Shockwave’s platform is expected to become the standard treatment for calcified arteries, and investors are counting on a lot of recurring revenue. The company is now still placing its devices in hospitals around the world. Shockwave had $237 million in sales last year, up 250% from 2020. Revenue spiked even higher in the fourth quarter, up 271% from a year ago.
And if Aurinia suffered because of pandemic disruption, Shockwave’s results are remarkable, given the conditions.
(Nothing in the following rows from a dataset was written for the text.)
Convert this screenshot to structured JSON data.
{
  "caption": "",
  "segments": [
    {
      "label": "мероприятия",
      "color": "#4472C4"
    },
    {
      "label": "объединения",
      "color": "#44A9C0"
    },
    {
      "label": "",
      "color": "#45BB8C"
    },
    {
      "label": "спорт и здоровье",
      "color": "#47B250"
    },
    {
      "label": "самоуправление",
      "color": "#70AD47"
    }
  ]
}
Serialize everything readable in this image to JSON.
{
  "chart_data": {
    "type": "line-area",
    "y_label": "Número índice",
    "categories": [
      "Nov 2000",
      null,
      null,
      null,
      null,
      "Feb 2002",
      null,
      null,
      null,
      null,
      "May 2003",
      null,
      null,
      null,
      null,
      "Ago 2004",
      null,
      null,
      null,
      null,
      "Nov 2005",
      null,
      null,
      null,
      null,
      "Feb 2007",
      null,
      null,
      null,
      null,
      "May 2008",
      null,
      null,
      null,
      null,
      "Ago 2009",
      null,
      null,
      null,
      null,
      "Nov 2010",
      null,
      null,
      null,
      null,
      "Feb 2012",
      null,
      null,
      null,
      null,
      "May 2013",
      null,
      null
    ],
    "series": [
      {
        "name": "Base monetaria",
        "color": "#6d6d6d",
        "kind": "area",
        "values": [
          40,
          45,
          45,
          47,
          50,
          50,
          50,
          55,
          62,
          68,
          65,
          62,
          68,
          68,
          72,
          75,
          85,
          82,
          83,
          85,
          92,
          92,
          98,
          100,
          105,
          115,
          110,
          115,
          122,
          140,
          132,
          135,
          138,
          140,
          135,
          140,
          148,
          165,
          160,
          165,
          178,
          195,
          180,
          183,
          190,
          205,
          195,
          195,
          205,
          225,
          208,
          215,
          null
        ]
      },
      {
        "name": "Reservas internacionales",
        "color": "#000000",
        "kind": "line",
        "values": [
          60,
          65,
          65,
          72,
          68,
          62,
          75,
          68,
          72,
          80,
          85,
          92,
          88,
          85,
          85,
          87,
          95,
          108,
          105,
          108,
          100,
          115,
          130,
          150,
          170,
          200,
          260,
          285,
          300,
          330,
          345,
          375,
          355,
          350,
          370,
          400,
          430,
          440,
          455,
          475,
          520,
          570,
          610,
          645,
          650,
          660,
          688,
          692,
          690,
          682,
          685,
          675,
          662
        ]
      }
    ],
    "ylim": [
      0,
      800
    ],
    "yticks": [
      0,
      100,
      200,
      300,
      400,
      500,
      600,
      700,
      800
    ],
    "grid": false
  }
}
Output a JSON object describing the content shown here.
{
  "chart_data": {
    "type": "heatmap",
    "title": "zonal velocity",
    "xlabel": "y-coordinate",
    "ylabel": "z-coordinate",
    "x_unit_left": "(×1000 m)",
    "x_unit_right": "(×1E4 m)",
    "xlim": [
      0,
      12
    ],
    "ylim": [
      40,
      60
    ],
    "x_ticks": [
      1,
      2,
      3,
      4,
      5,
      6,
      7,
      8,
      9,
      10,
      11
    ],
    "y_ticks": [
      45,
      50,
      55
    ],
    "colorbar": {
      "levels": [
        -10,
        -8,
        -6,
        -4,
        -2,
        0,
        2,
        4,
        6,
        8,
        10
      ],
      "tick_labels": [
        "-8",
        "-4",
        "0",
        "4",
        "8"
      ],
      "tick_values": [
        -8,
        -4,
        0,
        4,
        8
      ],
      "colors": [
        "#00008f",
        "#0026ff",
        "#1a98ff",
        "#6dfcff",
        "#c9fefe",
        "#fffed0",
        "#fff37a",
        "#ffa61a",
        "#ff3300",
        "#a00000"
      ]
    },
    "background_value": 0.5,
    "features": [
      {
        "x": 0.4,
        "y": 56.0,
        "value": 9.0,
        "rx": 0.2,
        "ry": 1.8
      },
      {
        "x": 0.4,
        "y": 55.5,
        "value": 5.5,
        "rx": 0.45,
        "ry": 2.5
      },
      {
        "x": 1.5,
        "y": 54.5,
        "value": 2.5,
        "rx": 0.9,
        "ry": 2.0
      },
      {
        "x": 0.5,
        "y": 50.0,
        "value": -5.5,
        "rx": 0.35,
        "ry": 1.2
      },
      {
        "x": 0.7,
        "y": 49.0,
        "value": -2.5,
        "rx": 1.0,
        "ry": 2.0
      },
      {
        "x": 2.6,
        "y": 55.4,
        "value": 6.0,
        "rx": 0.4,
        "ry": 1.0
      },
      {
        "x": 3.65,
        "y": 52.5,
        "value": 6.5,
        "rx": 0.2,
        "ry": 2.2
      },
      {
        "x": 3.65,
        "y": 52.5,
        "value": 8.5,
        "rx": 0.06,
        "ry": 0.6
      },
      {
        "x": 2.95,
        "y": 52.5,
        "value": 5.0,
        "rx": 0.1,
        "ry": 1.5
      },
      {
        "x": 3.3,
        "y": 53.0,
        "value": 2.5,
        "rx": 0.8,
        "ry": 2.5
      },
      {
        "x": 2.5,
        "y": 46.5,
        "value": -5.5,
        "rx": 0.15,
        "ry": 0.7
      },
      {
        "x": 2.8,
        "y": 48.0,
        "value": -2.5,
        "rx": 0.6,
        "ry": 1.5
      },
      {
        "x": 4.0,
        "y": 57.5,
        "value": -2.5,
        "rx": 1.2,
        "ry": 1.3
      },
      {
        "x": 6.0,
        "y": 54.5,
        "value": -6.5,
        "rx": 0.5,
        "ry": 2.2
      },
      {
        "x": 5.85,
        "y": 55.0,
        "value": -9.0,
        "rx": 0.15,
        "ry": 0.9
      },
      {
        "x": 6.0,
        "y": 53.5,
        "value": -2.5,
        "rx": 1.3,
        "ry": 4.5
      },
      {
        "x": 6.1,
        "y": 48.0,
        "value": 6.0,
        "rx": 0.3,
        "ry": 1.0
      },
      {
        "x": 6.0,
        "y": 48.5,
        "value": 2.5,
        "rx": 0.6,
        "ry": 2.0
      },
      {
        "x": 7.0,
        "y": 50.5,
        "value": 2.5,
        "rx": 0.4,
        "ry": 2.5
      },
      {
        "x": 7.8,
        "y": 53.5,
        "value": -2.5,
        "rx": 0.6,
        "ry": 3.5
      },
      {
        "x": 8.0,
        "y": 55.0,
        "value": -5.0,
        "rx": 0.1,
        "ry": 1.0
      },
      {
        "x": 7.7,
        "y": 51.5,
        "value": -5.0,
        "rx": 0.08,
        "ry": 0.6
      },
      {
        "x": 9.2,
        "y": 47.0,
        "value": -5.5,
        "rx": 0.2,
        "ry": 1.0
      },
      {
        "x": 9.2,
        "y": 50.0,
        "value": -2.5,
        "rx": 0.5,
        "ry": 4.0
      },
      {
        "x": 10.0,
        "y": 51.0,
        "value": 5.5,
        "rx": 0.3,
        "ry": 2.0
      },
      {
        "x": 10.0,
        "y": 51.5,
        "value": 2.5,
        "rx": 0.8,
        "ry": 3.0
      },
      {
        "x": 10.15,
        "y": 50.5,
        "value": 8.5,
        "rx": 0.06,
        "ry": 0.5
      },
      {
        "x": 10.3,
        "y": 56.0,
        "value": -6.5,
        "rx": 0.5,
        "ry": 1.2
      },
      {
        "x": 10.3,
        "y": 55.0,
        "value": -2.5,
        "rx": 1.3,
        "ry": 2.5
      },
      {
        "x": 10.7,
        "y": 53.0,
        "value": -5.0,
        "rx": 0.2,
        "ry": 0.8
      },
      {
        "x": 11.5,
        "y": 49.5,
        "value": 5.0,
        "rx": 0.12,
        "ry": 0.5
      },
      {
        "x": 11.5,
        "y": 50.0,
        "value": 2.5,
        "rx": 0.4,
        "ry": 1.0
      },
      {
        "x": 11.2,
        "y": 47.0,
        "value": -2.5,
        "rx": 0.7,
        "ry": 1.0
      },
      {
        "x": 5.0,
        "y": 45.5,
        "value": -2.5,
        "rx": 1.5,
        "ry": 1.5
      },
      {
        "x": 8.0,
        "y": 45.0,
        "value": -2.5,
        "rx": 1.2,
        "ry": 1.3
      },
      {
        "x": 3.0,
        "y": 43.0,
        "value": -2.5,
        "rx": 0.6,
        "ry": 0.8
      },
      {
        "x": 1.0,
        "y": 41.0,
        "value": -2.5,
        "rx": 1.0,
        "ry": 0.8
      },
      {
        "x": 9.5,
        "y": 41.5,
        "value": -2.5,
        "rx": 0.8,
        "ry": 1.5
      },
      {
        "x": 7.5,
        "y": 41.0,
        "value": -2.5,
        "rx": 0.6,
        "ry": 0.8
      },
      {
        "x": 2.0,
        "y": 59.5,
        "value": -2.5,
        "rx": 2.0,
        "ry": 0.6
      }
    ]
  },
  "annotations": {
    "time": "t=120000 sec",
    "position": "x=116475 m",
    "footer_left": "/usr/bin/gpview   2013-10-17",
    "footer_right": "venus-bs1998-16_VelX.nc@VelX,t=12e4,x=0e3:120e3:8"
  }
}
For 2022, the company is projecting revenue growth from 71% to 79%, which seems conservative, especially since Medicare doubled the payout to hospitals using the Shockwave’s device in 2022. This is a validation of the company’s platform and ultimately a financial boon for Shockwave as more and more hospitals will opt for IVL to treat calcified deposits in arteries.
Although the stock has gotten cheaper over the last year, the price-to-sales ratio having dropped from 76 in June to 22 now, the market is still pricing it for fantastic future growth. With a $5 billion market cap, Shockwave has plenty of room to keep on administering positive shocks to the stock market.